In skeletally immature animals, such as young Flat racehorses, repetitive training can lead to sore shins and stress fractures — commonly to the tibia or pelvis. These generally heal with conservative management and time out of training and, once resolved, are unlikely to cause future issues for ex racehorses.
Acute subchondral bone pain can cause distension (swelling) of the fetlock joint, which can be difficult to identify on radiographs (X-rays). Chronic subchondral bone injury can lead to a “pottery” way of going and cause a “bunny-hopping” action at canter. These injuries often create less concern in a different discipline, but can lead to osteoarthritis.
Adaptations to bone within joints can manifest as osteoarthritis, causing spurs and extra bone, or chip fractures. Pain can occur in all the carpal (knee) joints but specifically in the middle carpal joint of racehorses, causing discomfort on knee flexion and a shuffling gait. These changes may settle over time.
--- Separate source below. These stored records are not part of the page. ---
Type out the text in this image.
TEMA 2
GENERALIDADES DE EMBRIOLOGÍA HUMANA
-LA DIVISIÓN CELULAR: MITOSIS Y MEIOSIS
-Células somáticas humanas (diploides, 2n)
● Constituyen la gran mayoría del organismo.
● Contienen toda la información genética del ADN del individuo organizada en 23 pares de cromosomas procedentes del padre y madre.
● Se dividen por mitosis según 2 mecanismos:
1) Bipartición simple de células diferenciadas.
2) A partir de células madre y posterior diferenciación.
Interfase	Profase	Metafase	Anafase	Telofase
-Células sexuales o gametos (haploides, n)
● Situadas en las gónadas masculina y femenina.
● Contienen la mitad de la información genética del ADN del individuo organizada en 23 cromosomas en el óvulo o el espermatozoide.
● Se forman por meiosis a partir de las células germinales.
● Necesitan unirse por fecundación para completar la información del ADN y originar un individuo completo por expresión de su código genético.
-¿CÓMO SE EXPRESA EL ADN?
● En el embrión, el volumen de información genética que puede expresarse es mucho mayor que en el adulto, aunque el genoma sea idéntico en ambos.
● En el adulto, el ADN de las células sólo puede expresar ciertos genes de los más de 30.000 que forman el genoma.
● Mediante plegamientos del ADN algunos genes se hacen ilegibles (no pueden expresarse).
The superficial flexor tendons of the forelimb are the most common site of tendon injury, from mild inflammation to overt tendinitis and tears within the tendon. These injuries are often career-ending and require extensive rest and rehabilitation. Fibrous areas are likely to remain in the tendon and may rule out strenuous activity like eventing.
Suspensory ligament injuries are more common in NH horses and may remain undetected until the limb is grossly swollen or there is associated lameness. Long-term issues may arise, especially with lots of schooling in an arena.
2. Neck and spine
Neck issues commonly occur in NH horses following falls. Fractures are either catastrophic or repair without lasting concerns, so should not adversely affect future athleticism.
Spine issues can be more problematic. Impingement of the dorsal spinous processes (kissing spines) is not uncommon and may interfere with retraining. Surgical treatment may be necessary.
Pelvic stress fractures are common in young Flat racehorses, whereas traumatic pelvic injuries can occur in NH horses. Pelvic asymmetry, where the quarters are not muscled to the same degree (best viewed from behind), can occur following injury. This is unlikely to cause further problems once resolved, unless the asymmetry is very marked.
A combination of genetic conformation and inadequate hoof care means that many thoroughbreds have poor feet.
Long toes and low heels contribute to lameness, notably superficial digital flexor tendon (SDFT) concerns, but primary foot pain is also a problem as thoroughbreds have thin soles which are susceptible to bruising and corns.
Feet can be improved with good balance and heel support, along with the use of hoof pads and putty, in appropriate cases.
Minor respiratory issues in training, such as infections and dust allergies, can cause loss of performance. This is of milder concern in less demanding disciplines, and inflammatory airway disease from allergens can be managed well.
Other wind problems include laryngeal paralysis and bleeding from the nose when galloped (exercise-induced pulmonary haemorrhage). While few ex racehorses will reach the athletic and respiratory capacity for wind conditions to be an issue, further investigation is wise if you hope to event the horse at higher levels.
A dental examination is a must, as is a faecal worm egg count if a de-worming history is not available. Ask your vet about an appropriate management programme.
Racehorses in training are prone to gastric ulcers, due to a diet of high-cereal feed, minimal forage and lack of grazing. The only accurate method of diagnosis is gastroscopy, to examine the stomach lining. Targeted treatment can then be given, with dietary and management changes, which should resolve the ulcers and help prevent further issues.
Stereotypical behaviours (box walking, windsucking, crib-biting or weaving) may be present, but often become less severe once the horse is removed from the training environment. Even so, some ex-racehorses can be temperamentally unsuitable for some new homes.